“I would buy now and keep buying,” says pioneering gold investor



“When interest rates are zero or close to zero, then gold is an attractive medium because you don’t have to worry about not getting interest on your gold and you see that the price of gold will increase as uncertainty increases in the markets.” .


– Mark Mobius

That’s Mark Mobius, a pioneer of investment in emerging markets, who shares his view in an interview on Friday with Bloomberg TV that gold prices, which will mark his longest liquidation record, have more room to run.

“I would buy now and I would keep buying,” Mobius told the business news platform.

If GOLD gold prices,
+ 1.60%
At the end of Friday’s session above $ 1,891.90 an ounce, it would mark its best result based on records dating back to November 1984 for a more active contract, according to Dow Jones Market Data.

After apathetic trade in recent weeks, gold prices have risen higher, backed by concerns about the economic impact of the COVID-19 pandemic and monetary and fiscal policies that threaten to fuel inflation.

Gold’s steady recovery to all-time record levels also occurred as the DIA Jones Industrial Average DJIA,
-0.68%,
the S&P 500 SPX index,
-0.61%
and the Nasdaq Composite Inclined Technology Index,
-0.93%
it has increased since it reached a low level of coronavirus in late March.

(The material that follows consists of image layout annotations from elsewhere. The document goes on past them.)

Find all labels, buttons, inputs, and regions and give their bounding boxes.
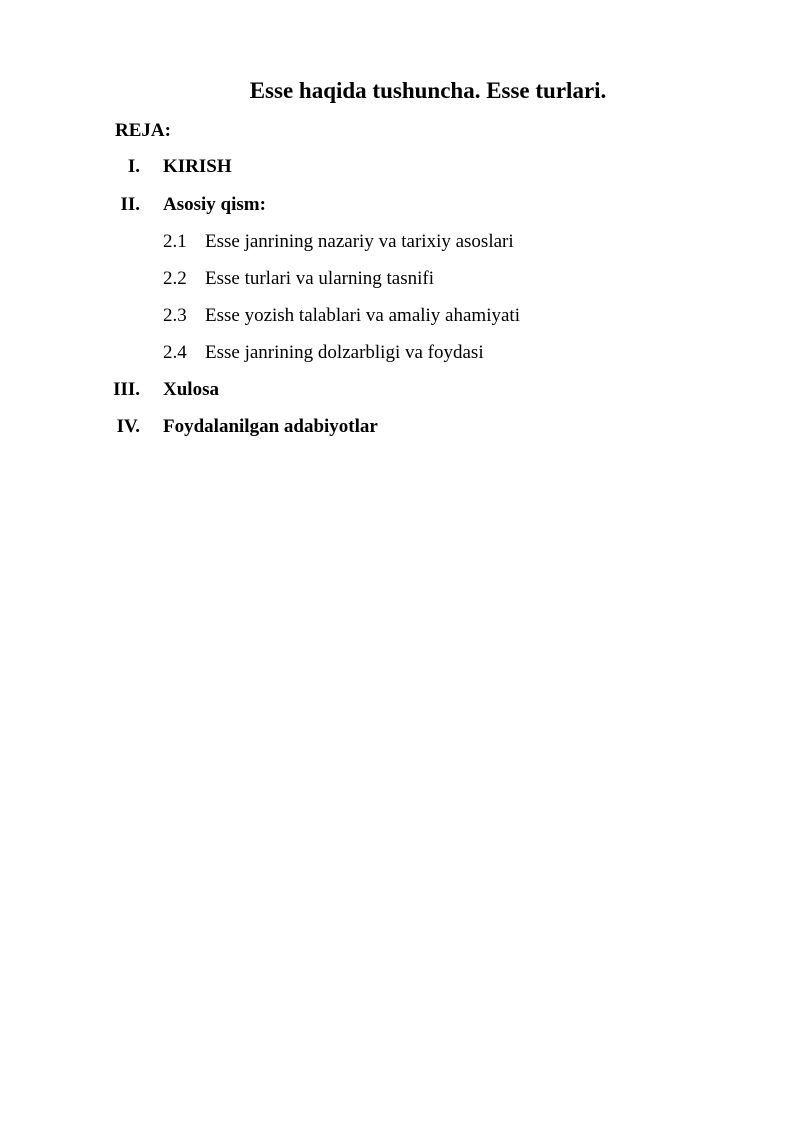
plan-item-numeral: III. xyxy=(113,379,140,400)
plan-item-label: Xulosa xyxy=(163,379,219,400)
plan-item-numeral: II. xyxy=(120,194,140,215)
document-title: Esse haqida tushuncha. Esse turlari. xyxy=(249,78,607,103)
plan-item-2 xyxy=(0,192,800,218)
plan-subitem-2-1 xyxy=(0,229,800,255)
plan-subitem-2-2 xyxy=(0,266,800,292)
plan-item-numeral: IV. xyxy=(116,416,140,437)
plan-subitem-label: Esse janrining nazariy va tarixiy asoslari xyxy=(205,231,514,252)
plan-subitem-number: 2.3 xyxy=(163,305,187,326)
plan-item-4 xyxy=(0,414,800,440)
plan-subitem-2-3 xyxy=(0,303,800,329)
plan-subitem-number: 2.1 xyxy=(163,231,187,252)
plan-subitem-label: Esse yozish talablari va amaliy ahamiyati xyxy=(205,305,520,326)
plan-item-1 xyxy=(0,154,800,180)
plan-subitem-number: 2.2 xyxy=(163,268,187,289)
plan-item-label: Foydalanilgan adabiyotlar xyxy=(163,416,378,437)
plan-item-3 xyxy=(0,377,800,403)
plan-item-numeral: I. xyxy=(127,156,140,177)
plan-subitem-number: 2.4 xyxy=(163,342,187,363)
plan-item-label: Asosiy qism: xyxy=(163,194,266,215)
plan-item-label: KIRISH xyxy=(163,156,232,177)
plan-heading: REJA: xyxy=(115,120,171,141)
plan-subitem-label: Esse janrining dolzarbligi va foydasi xyxy=(205,342,484,363)
plan-subitem-label: Esse turlari va ularning tasnifi xyxy=(205,268,434,289)
plan-subitem-2-4 xyxy=(0,340,800,366)
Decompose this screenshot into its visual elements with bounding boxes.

The Dow is up 43% from its recent low on March 23, the S&P 500 has risen 44%, while the Nasdaq Composite is up nearly 52%. Because gold tends to fall as stocks, considered risky assets, rise, the fact that bullion has gained substantially during the rebound in stock prices is notable.

In fact, gold prices have risen 20% since the end of March and, more significantly, raw materials have risen 25% so far this year, while the Dow and S&P 500 are posting annual losses. and the Nasdaq has a performance of 16% so far this year. in 2020

Still, the weakness in the US dollar DXY,
-0.36%,
which is expected to continue is one of the reasons why Mobius expects higher profits for the yellow metal.

Mobius says investors are in a curious place where buying stocks and gold are seen as ways to preserve capital and prevent erosion of inflation. “We are in a very interesting situation where people are looking at stocks to preserve their capital because the stocks will adjust for inflation and also for gold. Your type of coverage of your bets.

The investor said the low and negative interest rates that have prevailed in parts of the world, including Europe, have reduced the opportunity cost of owning gold, providing more support.

The shortage in physical gold supplies from miners, who are also grappling with the viral outbreak, could also further boost prices for previous metals, Mobius said.

“With this COVID, I suppose mining production should be declining for gold and of course that puts additional upward pressure on the price,” he said.

Mobius founded Mobius Capital Partners in 2018 after a three-decade career at Franklin Templeton Investments as a recognized value manager.